Parameter Types

Each parameter has a name, description and a type. A type of a parameter defines what kind of value it receives (along with some validation logic).

Each operation defines its parameters. In order for an operation to be executed, all its parameters have to be filled with valid values. There are several predefined types of parameters in Seahorse:

Numeric

Holds a single numeric value. It can specify validation rules such as a range of accepted values etc.

Example of use: number of iterations of a machine learning algorithm.

Example value: 100.0.

Multiple Numeric

Holds multiple numeric values. It can specify validation rules such as a range of accepted values etc.

Example of use: layer sizes in a multilayer perceptron classifier

Example value: [1, 2, 3]

String

Holds single string value. It can be restricted by a regular expression that has to be satisfied by the input value.

Example of use: source parameter in Read DataFrame operation.

Example value: file:///tmp/example.csv.

Boolean

Represents a simple choice - yes or no.

Example of use: should the operation that creates a DataFrame from a CSV file extract names of columns from the first row?

Example value: true.

Single Column Selector

Serves to specify a single column of a DataFrame. Column can be specified by its name or its index (starting from 0).

Example of use: column to be treated as label in supervised learning algorithm.

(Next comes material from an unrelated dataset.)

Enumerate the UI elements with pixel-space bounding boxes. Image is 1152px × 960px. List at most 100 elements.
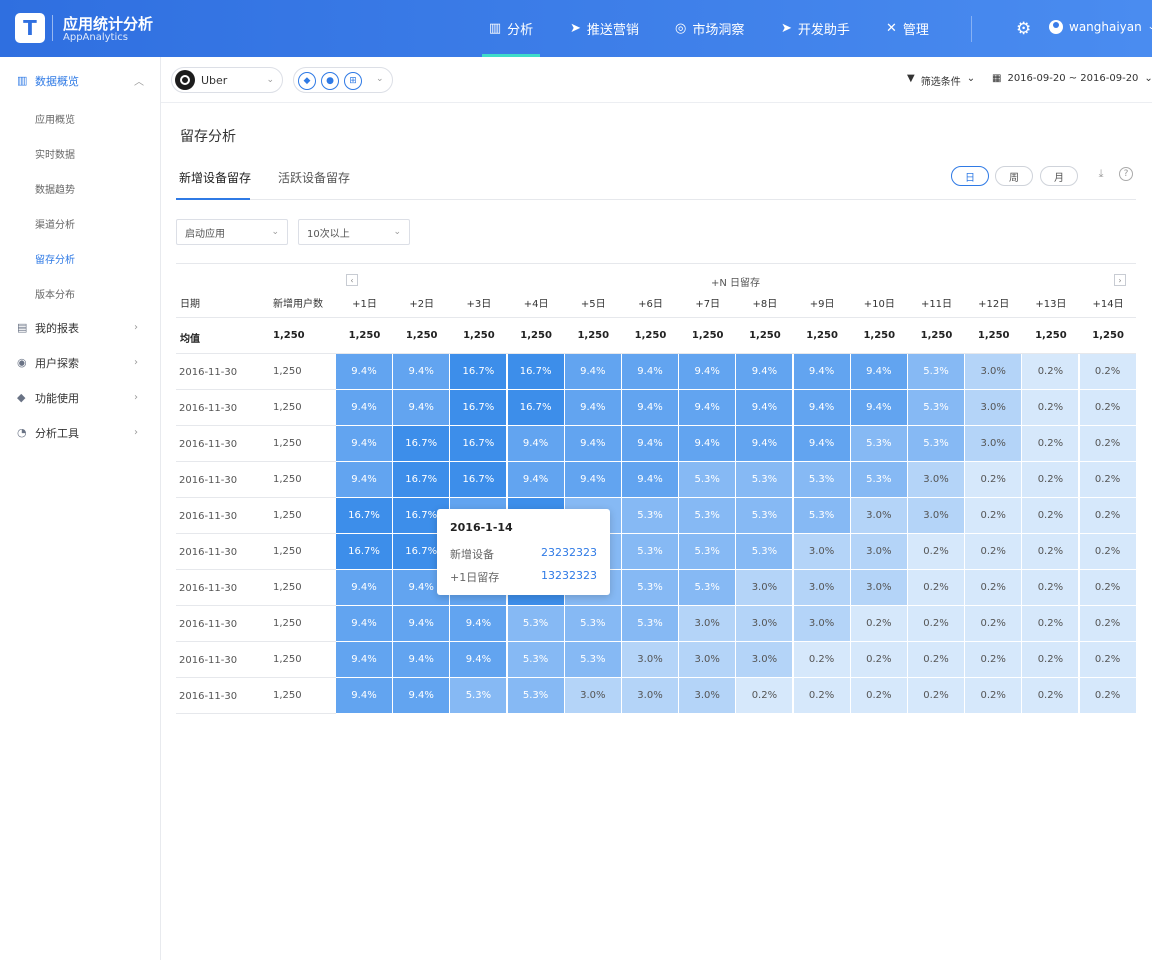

Example value: name: "price".

Multiple Column Selector

Serves to specify a subset of columns of a DataFrame. Columns can be specified by their names, indices (starting from 0) or types. Therefore, one selector can contain multiple names, index ranges and column types selections. All columns that meet a condition from at least one input selection will be included in the final subset of columns. The multiple column selector exposes additional boolean flag: excluding, which - if selected, changes selecting logic: the final subset contains all columns that do not the meet condition from any of the input selections.

Example of use: columns to be filtered in the Filter Columns operation.

Example value: excluding: false, names: {"a", "b"}, ranges: {1-5, 10-14}, types: {numeric, boolean}.

Input Output Column Selector

Serves to specify input and output columns for an operation.

There are two input column modes:

In both modes, input column(s) and output generation mode have to be specified.

Available output generation modes are:

For one column input mode with append new column output mode, a name for the newly created column has to be specified.

For multiple columns input mode with append new columns output mode, column name prefix for the newly created columns has to be specified. Every new column will have a corresponding input column’s name with given prefix prepended.

Example of Use

Operation Convert Type

Input DataFrame columns: a, b, c

Parameters:

Output DataFrame columns: a, b, c, converted_a, converted_b, converted_c

Single Choice

A parameter of this type defines a set of options. Exactly one option must be selected. Additionally, each option can have internal parameters that should be filled if this particular option is selected.

Example of use: a target type of conversion in operation converting types of columns of a DataFrame.

Example of use: In the Read DataFrame operation, the user should specify data storage type parameter. Some possible values of storage type are FILE and JDBC.

Multiple Choice

This parameter is similar to single choice selector, but here the user is allowed to select multiple options at once. User does not have to select any option. Like in a single choice selector, each option can have internal parameters that should be filled if this particular option is selected.

Example of use: parts of DateTime on which the selected column is to be split in the Decompose Datetime operation.

Code Snippet

Holds code snippet string value. Different languages (language is chosen by operation creator) can be used for syntax validation and syntax highlighting.

Example of use: code snippet parameter for Python language in Python Transformation.

Example value:

def operation_main(data_frame_1):
  return data_frame_1

JSON

This parameter holds a JSON object.

Example of use: description of the transformation in Create Custom Transformer operation.

Example value:

{
  "field": "value",
  "array": [ "value1", "value2" ]
}

Parameters Sequence

This parameter can be used when the operation requires the user to specify the same group of parameters multiple times, possibly with different values. The parameters sequence defines an internal parameters schema. User can provide any number of sets of values for this schema.

Example of use: Example of use: In the Join operation, the user has to specify what columns to use in join. More precisely, this operation can provide any number of pairs of columns, each consisting of one column from left DataFrame and one column from the right one.

Example value: (left column = name: "x", right column = index: 3), (left column = name: "y", right column = name: "x").